Ons omgaan met hoogbegaafden wordt bepaald door 4 ankerpunten: belang van de leerkracht, maatwerk, leergedrag en wilskrachtontwikkeling. De laatste wordt weleens vergeten. Als een leerling het maatwerk “niet leuk” vindt betekent het vaak dat hij nog niet weet hoe hij het moet aanpakken. Dat moet hij leren.

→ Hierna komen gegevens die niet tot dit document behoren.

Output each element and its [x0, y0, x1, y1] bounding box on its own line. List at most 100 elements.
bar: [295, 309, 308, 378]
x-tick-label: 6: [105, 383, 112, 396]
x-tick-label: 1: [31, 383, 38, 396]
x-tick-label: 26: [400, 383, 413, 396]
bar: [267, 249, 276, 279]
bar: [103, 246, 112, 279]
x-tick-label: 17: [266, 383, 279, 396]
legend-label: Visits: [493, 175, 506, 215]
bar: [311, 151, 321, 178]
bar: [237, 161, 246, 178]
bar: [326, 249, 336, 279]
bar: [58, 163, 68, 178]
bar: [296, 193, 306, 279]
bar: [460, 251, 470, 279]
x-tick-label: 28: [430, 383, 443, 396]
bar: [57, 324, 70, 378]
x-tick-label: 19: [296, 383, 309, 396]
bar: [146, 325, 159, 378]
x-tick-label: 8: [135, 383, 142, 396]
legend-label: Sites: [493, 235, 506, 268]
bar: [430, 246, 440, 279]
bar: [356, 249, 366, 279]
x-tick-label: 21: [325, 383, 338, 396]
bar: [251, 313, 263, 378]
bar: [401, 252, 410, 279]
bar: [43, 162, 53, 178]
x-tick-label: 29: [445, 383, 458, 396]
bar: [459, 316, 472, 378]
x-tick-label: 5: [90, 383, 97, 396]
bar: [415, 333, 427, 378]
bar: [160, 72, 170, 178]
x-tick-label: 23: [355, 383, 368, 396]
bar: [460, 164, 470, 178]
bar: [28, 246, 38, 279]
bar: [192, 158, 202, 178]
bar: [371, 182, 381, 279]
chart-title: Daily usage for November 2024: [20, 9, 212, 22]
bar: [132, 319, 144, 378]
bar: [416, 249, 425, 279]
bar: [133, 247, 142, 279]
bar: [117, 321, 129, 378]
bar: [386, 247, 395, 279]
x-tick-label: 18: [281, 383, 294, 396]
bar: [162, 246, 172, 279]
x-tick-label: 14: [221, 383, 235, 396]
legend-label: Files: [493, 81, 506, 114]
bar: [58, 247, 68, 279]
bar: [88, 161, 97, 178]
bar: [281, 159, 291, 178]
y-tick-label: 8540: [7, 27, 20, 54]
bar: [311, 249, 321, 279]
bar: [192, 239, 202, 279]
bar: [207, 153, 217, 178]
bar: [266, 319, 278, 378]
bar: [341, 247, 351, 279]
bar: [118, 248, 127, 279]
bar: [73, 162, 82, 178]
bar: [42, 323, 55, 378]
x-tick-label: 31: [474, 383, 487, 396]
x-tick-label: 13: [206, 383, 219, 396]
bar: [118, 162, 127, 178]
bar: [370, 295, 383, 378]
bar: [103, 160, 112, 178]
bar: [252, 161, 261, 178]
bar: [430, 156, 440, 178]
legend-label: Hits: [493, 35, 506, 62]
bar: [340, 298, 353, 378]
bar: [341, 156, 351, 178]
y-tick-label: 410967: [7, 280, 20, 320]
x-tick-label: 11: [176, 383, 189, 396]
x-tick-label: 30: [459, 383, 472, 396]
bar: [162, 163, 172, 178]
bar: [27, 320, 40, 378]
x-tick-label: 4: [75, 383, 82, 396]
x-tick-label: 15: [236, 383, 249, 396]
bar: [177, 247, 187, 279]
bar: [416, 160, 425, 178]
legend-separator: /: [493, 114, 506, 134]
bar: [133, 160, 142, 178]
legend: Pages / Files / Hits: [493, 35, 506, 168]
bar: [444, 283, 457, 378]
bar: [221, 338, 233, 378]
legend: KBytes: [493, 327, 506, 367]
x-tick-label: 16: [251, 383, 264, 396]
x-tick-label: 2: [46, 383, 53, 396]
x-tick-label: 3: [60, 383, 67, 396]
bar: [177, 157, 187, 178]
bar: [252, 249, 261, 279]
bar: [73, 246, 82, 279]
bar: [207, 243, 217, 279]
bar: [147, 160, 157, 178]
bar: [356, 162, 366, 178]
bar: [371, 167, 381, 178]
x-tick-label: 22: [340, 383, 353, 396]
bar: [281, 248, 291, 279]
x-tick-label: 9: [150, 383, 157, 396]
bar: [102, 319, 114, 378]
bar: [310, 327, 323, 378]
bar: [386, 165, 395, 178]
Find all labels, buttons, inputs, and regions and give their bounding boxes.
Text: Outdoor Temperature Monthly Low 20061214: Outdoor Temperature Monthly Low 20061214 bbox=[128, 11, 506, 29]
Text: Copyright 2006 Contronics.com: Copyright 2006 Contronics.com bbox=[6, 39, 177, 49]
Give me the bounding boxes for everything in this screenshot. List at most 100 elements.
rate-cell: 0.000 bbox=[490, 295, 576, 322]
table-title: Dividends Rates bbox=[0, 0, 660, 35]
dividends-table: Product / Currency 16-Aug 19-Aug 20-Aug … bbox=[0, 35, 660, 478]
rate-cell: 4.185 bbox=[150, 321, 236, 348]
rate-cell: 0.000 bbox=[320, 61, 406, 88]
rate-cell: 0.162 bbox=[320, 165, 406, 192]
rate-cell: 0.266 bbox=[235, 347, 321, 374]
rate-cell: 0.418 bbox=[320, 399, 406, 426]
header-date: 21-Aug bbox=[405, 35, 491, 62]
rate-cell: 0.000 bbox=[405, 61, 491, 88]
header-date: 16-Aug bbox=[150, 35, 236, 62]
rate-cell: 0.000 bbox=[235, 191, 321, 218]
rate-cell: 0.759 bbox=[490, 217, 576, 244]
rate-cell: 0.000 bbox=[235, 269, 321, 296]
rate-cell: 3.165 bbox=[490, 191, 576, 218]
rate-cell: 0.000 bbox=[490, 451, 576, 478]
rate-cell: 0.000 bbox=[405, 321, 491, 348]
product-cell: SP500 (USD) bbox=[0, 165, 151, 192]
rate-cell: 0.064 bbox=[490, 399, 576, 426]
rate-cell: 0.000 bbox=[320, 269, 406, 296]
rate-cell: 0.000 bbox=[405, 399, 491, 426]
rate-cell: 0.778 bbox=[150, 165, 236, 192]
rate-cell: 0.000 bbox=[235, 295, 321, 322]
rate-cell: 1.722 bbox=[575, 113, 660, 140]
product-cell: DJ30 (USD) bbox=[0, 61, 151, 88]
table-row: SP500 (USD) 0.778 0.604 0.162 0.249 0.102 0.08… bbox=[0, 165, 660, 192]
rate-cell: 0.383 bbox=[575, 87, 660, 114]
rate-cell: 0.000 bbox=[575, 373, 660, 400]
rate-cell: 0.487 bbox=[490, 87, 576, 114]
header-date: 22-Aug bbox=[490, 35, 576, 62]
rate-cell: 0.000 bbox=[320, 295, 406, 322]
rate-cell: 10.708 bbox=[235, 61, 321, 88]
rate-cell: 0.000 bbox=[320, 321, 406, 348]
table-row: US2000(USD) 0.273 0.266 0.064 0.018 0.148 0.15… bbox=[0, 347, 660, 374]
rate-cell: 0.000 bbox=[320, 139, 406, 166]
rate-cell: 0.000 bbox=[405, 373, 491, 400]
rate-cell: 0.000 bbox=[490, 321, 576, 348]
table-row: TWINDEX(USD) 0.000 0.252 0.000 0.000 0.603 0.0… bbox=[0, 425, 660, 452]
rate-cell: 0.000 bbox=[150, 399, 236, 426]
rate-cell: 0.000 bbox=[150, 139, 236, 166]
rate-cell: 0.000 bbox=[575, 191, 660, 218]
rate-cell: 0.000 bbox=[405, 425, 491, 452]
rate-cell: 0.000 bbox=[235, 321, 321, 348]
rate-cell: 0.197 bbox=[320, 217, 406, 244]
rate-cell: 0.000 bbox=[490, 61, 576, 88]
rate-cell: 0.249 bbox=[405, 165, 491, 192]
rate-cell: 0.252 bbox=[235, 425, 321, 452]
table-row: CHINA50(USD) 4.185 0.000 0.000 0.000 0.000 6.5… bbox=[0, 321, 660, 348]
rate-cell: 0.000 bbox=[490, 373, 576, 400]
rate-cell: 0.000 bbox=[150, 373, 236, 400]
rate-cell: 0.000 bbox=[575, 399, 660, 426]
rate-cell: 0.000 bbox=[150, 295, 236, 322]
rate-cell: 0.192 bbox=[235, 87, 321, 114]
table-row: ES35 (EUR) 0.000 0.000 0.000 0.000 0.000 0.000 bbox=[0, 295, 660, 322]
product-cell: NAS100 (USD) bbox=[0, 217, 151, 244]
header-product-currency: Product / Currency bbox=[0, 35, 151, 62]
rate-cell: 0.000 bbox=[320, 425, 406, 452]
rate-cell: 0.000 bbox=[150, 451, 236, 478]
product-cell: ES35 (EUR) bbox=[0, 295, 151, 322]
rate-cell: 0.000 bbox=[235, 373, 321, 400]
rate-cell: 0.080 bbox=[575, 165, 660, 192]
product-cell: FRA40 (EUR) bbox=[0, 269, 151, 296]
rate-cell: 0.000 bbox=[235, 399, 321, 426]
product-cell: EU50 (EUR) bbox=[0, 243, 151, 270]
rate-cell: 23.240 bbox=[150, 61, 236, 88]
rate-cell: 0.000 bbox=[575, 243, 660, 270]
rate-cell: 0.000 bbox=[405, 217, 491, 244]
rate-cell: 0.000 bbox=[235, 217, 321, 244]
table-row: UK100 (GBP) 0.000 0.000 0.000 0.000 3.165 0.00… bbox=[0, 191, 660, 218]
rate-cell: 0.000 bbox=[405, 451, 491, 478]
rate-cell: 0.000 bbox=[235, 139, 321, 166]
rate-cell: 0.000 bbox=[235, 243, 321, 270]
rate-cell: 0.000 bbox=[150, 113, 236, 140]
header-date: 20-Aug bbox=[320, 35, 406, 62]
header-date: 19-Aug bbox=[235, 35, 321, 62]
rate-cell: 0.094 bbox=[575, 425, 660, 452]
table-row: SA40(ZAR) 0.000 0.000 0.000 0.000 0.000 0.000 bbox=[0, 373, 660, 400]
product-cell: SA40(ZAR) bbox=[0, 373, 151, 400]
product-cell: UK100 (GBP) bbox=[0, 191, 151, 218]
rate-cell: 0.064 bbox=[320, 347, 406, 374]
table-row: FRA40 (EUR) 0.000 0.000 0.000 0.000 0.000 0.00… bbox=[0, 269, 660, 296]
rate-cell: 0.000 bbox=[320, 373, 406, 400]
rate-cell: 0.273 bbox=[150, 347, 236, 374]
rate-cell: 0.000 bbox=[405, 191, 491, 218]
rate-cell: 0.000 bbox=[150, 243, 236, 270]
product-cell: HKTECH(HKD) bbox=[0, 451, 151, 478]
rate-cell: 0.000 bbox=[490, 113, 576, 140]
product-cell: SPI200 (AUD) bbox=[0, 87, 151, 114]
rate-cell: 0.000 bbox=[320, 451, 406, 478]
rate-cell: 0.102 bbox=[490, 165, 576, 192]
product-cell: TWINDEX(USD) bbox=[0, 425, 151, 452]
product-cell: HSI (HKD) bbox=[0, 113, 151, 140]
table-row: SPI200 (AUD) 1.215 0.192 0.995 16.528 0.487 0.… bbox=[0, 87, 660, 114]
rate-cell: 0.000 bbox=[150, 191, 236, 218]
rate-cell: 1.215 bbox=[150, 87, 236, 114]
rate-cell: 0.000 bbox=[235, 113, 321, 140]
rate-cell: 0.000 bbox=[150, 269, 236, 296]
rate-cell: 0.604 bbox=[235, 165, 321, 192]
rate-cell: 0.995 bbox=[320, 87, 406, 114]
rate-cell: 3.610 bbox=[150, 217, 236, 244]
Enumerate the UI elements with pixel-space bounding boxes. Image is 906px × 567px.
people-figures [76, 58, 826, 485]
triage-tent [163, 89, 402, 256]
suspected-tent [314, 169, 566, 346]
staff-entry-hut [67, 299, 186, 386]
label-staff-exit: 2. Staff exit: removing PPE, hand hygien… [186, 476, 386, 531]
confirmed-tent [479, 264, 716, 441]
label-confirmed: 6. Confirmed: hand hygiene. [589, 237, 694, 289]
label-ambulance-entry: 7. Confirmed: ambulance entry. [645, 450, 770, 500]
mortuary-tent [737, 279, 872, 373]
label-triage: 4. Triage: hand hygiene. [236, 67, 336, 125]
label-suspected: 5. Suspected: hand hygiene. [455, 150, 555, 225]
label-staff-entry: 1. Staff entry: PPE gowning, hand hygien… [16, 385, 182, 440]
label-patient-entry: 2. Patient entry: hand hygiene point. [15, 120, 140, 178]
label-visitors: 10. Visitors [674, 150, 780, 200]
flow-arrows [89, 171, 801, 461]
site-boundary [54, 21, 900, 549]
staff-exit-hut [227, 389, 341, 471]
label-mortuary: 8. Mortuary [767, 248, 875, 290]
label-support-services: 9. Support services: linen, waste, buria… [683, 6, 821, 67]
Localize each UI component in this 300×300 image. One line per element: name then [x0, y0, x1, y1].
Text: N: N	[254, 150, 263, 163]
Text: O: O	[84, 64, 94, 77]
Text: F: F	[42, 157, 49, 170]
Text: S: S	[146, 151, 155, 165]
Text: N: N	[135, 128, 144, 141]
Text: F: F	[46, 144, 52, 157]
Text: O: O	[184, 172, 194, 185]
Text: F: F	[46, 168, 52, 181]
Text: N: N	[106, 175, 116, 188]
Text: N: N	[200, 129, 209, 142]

De schrijver breekt een lans voor onze intuïtie om hoogbegaafden te herkennen: signaleer met je verstand maar ook met je gevoel. Ook zijn er goede signaleringsinstrumenten. Maak gebruik van de vier voor de hand liggende bronnen: ouders, kind, leerkracht en toetsgegevens. Deze worden uitgebreid uitgewerkt.

Kleuters

De groepen 1 en 2 krijgen extra aandacht in een apart hoofdstuk. Bij hen spreekt men liever van een ontwikkelingsvoorsprong dan van hoogbegaafdheid. Dat vraagt een aanpak die in dit hoofdstuk wordt uitgewerkt. 

Groep 3 t/m 8

Bij oudere kinderen is al snel de keuze compacten of verrijken. De schrijver werkt dit uitgebreid uit en geeft voorbeelden. Versnellen is een optie die ook overwogen kan worden maar hier is de schrijver terughoudender in. De afwegingen moeten hier zeer goed onderbouwd zijn.

Ouders

De ouders vormen een niet te vergeten groep. Ze worden vaak als “pusherig” ervaren. Om met hen om te gaan moet je als school een duidelijke visie hebben en niet zwabberen. Liever geen afspraak dan een afspraak niet nakomen. Uitgangspunt in de gesprekken met ouders is: Ouders hebben een oprechte drijfveer, maar ze hebben niet altijd gelijk. In gesprekken met ouders ben jij de professional.

Conclusie

Zoals gemeld: eindelijk een boek waarin de leerkracht centraal staat. Er is een tendens gaande waarin we onze plek als professional weer een beetje terugveroveren. Dat is fijn maar dat schept uiteraard ook verplichtingen. Er staan een heleboel handreikingen in om goed te kunnen omgaan met hoogbegaafden (en hun ouders). Toch wil ik de lijn verder trekken. Veel handreikingen zijn ook van toepassing op niet hoogbegaafden en hun ouders.

Het boek is erin geslaagd om de leerkracht centraal te stellen. En dat vond ik een enorme steun.